Senate Budget Chairman’s Plan Would Block-Grant Much of Medicaid, Repeal Medicaid Expansion

Like House Budget Committee Chairman Tom Price’s budget plan, Senate Budget Committee Chairman Mike Enzi’s new plan proposes to radically restructure Medicaid by converting much of it into two block grants and cutting federal Medicaid funding by roughly $400 billion over the next decade.  And like the Price plan, it would repeal health reform’s Medicaid expansion.  The combined Medicaid cut would exceed $1.3 trillion over ten years, relative to current law, leaving millions of Americans uninsured or underinsured.

Repealing health reform’s Medicaid expansion means that at least 14 million people would lose their Medicaid coverage or no longer gain coverage in the future, as we explained in our analysis of Chairman Price’s plan.  In addition, the large and growing cut in federal Medicaid funding from the two block grants would almost certainly force states to scale back or eliminate Medicaid coverage for millions of low-income people who now have it.  All told, after also accounting for the plan’s proposed repeal of health reform’s marketplace subsidies, tens of millions of people would likely become uninsured.

Under the plan, the federal government would no longer pay a fixed share of states’ Medicaid costs for children and non-elderly, non-disabled adults, including pregnant women; these beneficiaries account for 78 percent of total enrollment today.  It would also alter federal financing for long-term care services and supports (such as nursing home care for seniors), which account for about a quarter of all Medicaid spending.  Instead, states would apparently get a fixed dollar amount of federal funding for these spending categories in the form of two block grants.  Chairman Enzi’s budget plan doesn’t specify how either block grant would be initially set or how they would be adjusted each year.  (Federal funding for acute care services furnished to seniors and people with disabilities would apparently continue as under current law.)

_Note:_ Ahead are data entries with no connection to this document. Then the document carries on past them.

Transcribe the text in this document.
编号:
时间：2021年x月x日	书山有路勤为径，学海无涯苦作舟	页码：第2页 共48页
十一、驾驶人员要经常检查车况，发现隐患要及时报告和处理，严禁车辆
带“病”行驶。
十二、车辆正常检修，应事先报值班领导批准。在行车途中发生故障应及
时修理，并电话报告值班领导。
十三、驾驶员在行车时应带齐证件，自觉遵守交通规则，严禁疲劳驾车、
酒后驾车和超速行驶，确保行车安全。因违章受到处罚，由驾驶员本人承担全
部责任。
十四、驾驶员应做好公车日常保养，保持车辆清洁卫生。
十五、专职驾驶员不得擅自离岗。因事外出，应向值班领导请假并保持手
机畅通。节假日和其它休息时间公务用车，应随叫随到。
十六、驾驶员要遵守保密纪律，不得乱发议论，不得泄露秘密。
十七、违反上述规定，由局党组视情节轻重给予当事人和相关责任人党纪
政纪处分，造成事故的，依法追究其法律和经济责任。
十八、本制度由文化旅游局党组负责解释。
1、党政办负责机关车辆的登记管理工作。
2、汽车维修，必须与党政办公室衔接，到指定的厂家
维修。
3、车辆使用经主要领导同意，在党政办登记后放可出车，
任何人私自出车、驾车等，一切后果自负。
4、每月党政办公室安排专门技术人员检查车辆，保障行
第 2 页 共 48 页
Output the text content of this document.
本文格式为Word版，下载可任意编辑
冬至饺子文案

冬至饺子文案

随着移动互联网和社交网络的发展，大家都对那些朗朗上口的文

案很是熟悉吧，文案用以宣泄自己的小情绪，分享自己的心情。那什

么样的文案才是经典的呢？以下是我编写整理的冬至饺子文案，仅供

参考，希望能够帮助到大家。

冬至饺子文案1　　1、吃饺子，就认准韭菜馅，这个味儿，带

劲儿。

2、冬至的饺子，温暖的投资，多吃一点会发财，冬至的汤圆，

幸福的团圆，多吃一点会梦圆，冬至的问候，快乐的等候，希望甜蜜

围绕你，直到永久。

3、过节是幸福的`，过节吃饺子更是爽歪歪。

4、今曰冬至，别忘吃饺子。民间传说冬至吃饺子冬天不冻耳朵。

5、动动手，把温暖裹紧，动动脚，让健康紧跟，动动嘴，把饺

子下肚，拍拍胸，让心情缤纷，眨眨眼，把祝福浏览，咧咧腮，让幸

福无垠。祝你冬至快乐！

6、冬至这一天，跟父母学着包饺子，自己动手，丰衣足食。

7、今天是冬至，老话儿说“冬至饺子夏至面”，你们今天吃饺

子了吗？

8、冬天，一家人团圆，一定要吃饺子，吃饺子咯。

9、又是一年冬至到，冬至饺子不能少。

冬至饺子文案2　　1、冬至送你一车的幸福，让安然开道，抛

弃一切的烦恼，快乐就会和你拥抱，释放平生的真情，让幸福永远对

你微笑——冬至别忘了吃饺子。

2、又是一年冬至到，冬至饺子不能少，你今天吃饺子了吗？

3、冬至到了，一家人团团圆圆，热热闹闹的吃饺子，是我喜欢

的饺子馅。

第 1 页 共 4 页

Federal funding in the two block grants would fall further behind state needs each year, in order to produce the $400 billion in federal savings that the budget assumes.  That’s a cut of nearly 11 percent in federal Medicaid funding over the next decade compared to current law.  And that doesn’t count the loss of the large amount of additional funding that states would receive to expand Medicaid under health reform.

Moreover, the loss of federal funding under the two block grants would be even greater in years when enrollment or per-beneficiary health care costs rose faster than expected, such as during a recession or after the introduction of a new breakthrough health care treatment that improved patients’ health but raised costs.  In addition, the long-term care block grant would likely fail to account for the effects of the aging of the population; over the next several decades, Medicaid spending per beneficiary for seniors will grow faster than in the past because the large baby-boom generation will move from “young old-age” to “old old-age,” when average long-term care costs are considerably higher.  Currently, the federal government and the states share in all of these higher costs; under the Enzi plan, states alone would bear them.

In the face of these sizeable and growing Medicaid funding shortfalls, states would have to contribute more of their own funds or, more likely, use the increased flexibility they would be given under the two block grants to significantly cut eligibility, benefits, and payments to health care providers.  And while the proposed structure wouldn’t directly affect the existing federal financing system for acute care services for seniors and people with disabilities, states would likely have no choice but also to make deep cuts to those parts of Medicaid to compensate for the federal funding cuts they would face under the block grants.  Substantial numbers of low-income Medicaid beneficiaries would thus end up uninsured or underinsured.